I know a bunch of ski mountaineers that I consider to be hardcore:
Sky and the Hummels and their whole crew, for instance. You certainly
aren’t going to see me skiing the NE Face of Mt Fury or the Central
Mowich Face, ever. All their wacky “hike from 8 pm to 11 am to ski a
5,000-foot face in the middle of nowhere” 24+ hour push outings strike
me as pretty hardcore.
(check skisickness.com and cascadecrusades.org for some pretty pretty
pictures: omg, http://cascadecrusades.org/SkiMountaineering/whitehorse/whitehorseglcier2008/wh2008.htm
are some of the most beyootiful ski pics I’ve ever seen)
In other ways I consider all those folks who maintain their enthusiasm
for getting out constantly to be hardcore, as well as folks like Stim
Bullitt who are still cranking in their 80s and guys like my friend T.
from Cape Town who despite having a withered arm (his mom had German
measles when he was in utero) climbs hard 5.11 sport, hard 5.10/easy
5.11 trad, solo aids walls, climbs water ice with an ice tool he
modified to strap onto his arm, etc. etc.
Also my buddy K. who has come back from a massive head injury to ski
Baker in a day just a couple of years later.
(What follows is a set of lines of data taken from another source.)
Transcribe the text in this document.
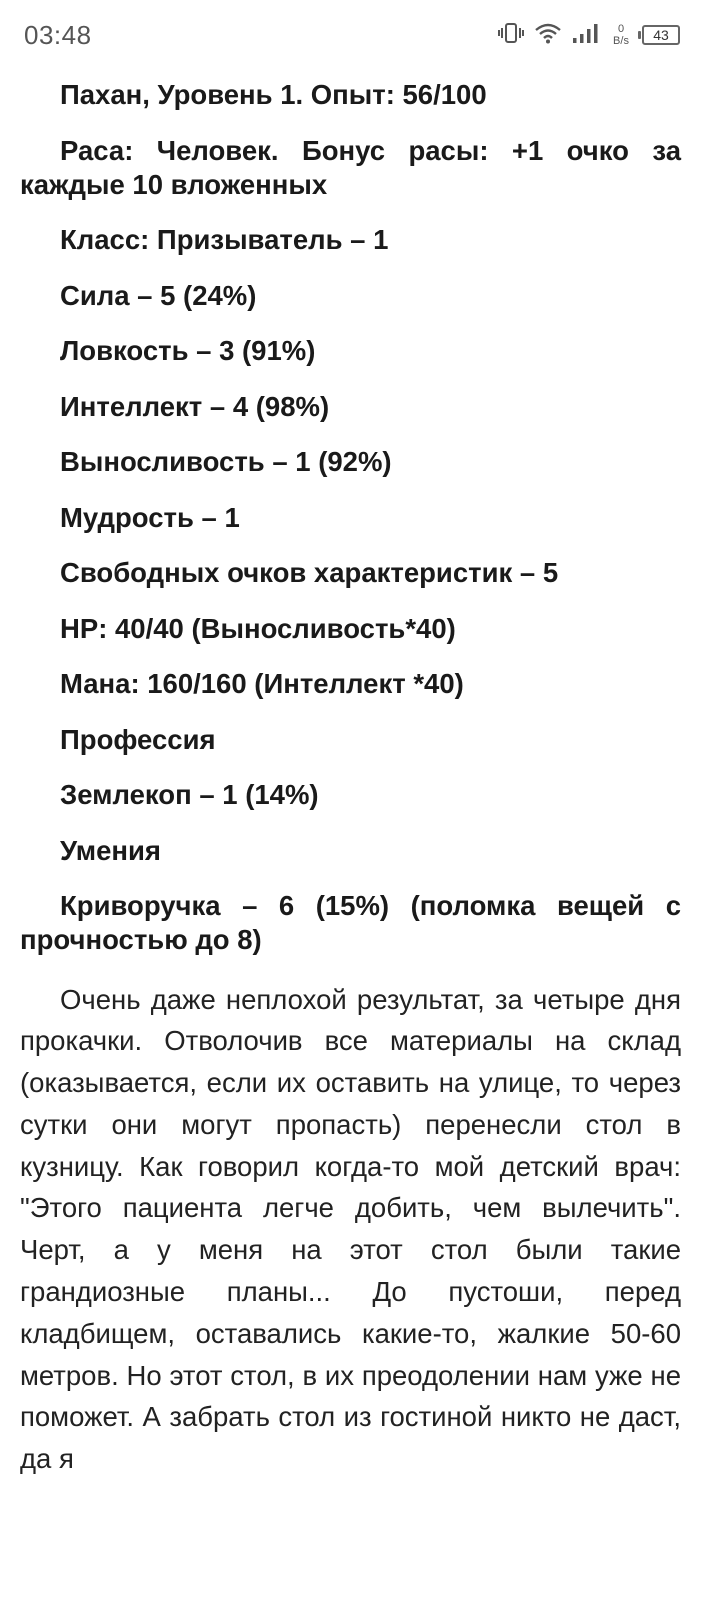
03:48	0
B/s	43

Пахан, Уровень 1. Опыт: 56/100

Раса: Человек. Бонус расы: +1 очко за каждые 10 вложенных

Класс: Призыватель – 1

Сила – 5 (24%)

Ловкость – 3 (91%)

Интеллект – 4 (98%)

Выносливость – 1 (92%)

Мудрость – 1

Свободных очков характеристик – 5

HP: 40/40 (Выносливость*40)

Мана: 160/160 (Интеллект *40)

Профессия

Землекоп – 1 (14%)

Умения

Криворучка – 6 (15%) (поломка вещей с прочностью до 8)

Очень даже неплохой результат, за четыре дня прокачки. Отволочив все материалы на склад (оказывается, если их оставить на улице, то через сутки они могут пропасть) перенесли стол в кузницу. Как говорил когда-то мой детский врач: "Этого пациента легче добить, чем вылечить". Черт, а у меня на этот стол были такие грандиозные планы... До пустоши, перед кладбищем, оставались какие-то, жалкие 50-60 метров. Но этот стол, в их преодолении нам уже не поможет. А забрать стол из гостиной никто не даст, да я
So, um, that’s some of what I call hardcore. I’m sure there’s lots of
other stuff I would call hardcore, but that’s what comes to mind right
away.
How about you?
kelliemc...@gmail.com wrote:
>
> I’m sure there’s lots of
> other stuff I would call hardcore,
> but that’s what comes to mind right
> away.
>
> How about you?
Hello Sir,
I will be on the 12h30 PM ferry on Tuesday arriving in horseshoe bay
at around 2 P.M.. Will you pick me up? So I will bring my tent, the
propane stove considering we are traveling by car and some cooking
accessories. I will not bring ropes but some gear just in case...I am
looking forward to get to the sun. And to climb of course. I think the
weather is going to be good. Can't wait to be outside again. I do
spend too much time inside and get frustrated when the weather is
good. So all is good I think. I will try to book our seats on the
plane before I leave on Monday. See you soon.
Bernard
**************************************
All is good, yes.
I will meet you on Tuesday. Not sure whether I will try to get near
the terminal with the car or just come by bus and take the bus back to
our place. Can you remind me when our flight leaves?
Our nursing home is having an outbreak of the Norwalk virus. My last
shift was Friday night. There is a chance that I have caught the bug
and will have severe vomiting and diarrhea for a few hours. Hope you
did not get us seats next to each other.
Andy
Now THAT is some first-class planning. Do tell us how it all went.